R.R. - Bem, quero salientar que, em Espanha, é verdade que todos sabem que o estilo musical que mais exportou é o flamenco, mas há muita música tradicional no norte, Galiza, Astúrias, León... Estas pessoas dir-vos-ão que, sim, toda a gente fala de música espanhola e o flamenco é uma música de um lugar muito específico. É bom que no final todos o saibam.

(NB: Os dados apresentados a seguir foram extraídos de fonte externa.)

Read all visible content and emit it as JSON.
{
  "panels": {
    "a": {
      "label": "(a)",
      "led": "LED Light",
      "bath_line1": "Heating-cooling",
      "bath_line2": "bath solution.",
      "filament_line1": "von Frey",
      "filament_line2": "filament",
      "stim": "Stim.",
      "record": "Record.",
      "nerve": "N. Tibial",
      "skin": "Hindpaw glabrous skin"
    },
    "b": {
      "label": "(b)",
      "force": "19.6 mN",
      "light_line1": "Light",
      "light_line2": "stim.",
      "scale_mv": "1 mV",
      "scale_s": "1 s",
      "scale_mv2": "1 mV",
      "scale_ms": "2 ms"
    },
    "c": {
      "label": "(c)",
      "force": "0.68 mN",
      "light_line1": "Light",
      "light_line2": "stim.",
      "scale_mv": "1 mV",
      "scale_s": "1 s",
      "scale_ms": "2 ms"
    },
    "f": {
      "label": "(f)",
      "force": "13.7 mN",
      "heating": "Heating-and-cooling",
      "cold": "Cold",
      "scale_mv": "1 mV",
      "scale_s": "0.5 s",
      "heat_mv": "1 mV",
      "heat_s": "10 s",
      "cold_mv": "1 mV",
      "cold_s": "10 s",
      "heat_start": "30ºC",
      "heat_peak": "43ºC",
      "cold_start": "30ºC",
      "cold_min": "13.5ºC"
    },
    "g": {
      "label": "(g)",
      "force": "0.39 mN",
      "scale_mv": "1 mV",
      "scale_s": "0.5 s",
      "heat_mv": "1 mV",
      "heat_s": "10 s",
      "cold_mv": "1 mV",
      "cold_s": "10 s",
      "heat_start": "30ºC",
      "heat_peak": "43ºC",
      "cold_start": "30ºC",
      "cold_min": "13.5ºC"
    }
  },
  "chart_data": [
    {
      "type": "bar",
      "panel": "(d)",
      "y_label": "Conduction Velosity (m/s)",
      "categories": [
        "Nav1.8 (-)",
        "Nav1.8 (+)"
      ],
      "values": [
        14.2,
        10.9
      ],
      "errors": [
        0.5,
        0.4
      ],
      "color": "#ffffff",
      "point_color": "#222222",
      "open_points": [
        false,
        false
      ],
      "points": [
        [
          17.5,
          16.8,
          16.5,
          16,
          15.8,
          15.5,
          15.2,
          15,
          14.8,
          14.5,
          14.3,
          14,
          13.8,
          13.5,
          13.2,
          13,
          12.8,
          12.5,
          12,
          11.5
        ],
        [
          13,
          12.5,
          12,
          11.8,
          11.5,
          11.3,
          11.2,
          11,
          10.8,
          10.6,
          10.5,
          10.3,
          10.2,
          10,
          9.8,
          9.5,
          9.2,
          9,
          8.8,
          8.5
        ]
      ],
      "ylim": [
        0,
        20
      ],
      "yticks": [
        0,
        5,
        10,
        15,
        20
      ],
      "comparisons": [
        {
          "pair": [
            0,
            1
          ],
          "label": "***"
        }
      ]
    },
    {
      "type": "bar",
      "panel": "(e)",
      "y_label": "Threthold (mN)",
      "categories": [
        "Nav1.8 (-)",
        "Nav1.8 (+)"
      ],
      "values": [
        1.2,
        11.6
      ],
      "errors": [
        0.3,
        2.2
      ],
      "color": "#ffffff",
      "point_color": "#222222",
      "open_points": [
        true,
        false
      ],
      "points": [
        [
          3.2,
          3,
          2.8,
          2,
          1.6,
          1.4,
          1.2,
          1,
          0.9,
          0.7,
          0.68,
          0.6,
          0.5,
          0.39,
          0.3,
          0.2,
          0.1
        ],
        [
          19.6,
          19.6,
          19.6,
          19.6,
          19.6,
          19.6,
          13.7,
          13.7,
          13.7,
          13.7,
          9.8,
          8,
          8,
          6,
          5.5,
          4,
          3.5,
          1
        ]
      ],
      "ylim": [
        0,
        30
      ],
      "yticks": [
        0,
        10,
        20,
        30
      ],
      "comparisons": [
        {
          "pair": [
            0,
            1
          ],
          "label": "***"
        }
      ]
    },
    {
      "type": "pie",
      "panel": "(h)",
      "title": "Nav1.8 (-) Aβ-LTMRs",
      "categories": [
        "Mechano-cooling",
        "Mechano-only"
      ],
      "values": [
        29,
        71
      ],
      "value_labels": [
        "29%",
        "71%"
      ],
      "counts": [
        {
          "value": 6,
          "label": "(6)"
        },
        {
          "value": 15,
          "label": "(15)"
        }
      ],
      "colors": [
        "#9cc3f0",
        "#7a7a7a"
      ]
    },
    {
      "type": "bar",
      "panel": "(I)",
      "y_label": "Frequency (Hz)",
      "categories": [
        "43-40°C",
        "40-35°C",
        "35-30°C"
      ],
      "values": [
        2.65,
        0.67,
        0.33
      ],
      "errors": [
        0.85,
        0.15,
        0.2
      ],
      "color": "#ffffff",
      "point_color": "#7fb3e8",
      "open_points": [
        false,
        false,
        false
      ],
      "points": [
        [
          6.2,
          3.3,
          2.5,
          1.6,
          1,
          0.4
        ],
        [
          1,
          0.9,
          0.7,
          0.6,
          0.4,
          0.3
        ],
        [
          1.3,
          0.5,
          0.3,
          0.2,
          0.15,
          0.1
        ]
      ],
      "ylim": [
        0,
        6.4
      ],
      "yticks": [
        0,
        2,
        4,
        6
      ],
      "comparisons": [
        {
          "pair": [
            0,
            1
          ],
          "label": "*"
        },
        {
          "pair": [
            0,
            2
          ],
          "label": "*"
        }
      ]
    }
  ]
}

É verdade que tem sido muito exportada, penso que a música tradicional em geral, não só a do seu próprio país, mas também a música tradicional. É também verdade que existe uma questão de proximidade para que se possa compreendê-la melhor. Ou seja, não, não se move da mesma forma. Possivelmente a música tradicional de Taiwan é mais comovente do que o fado, ou o flamenco, ou a música galega. Mas há algo na música tradicional que penso que todos carregamos na nossa genética e que passou dos nossos avós para os nossos pais, dos nossos pais para nós, quase sem o saber. Ou seja, é algo que está nosso e que muitas pessoas não experimentaram, porque nos últimos anos acredito que a música tradicional tem sido muito menos vivida do que nos anos quarenta e cinquenta do século XX, pelo menos em toda a península. Mas há algo em nós que de repente nos emociona sem saber muito bem porquê.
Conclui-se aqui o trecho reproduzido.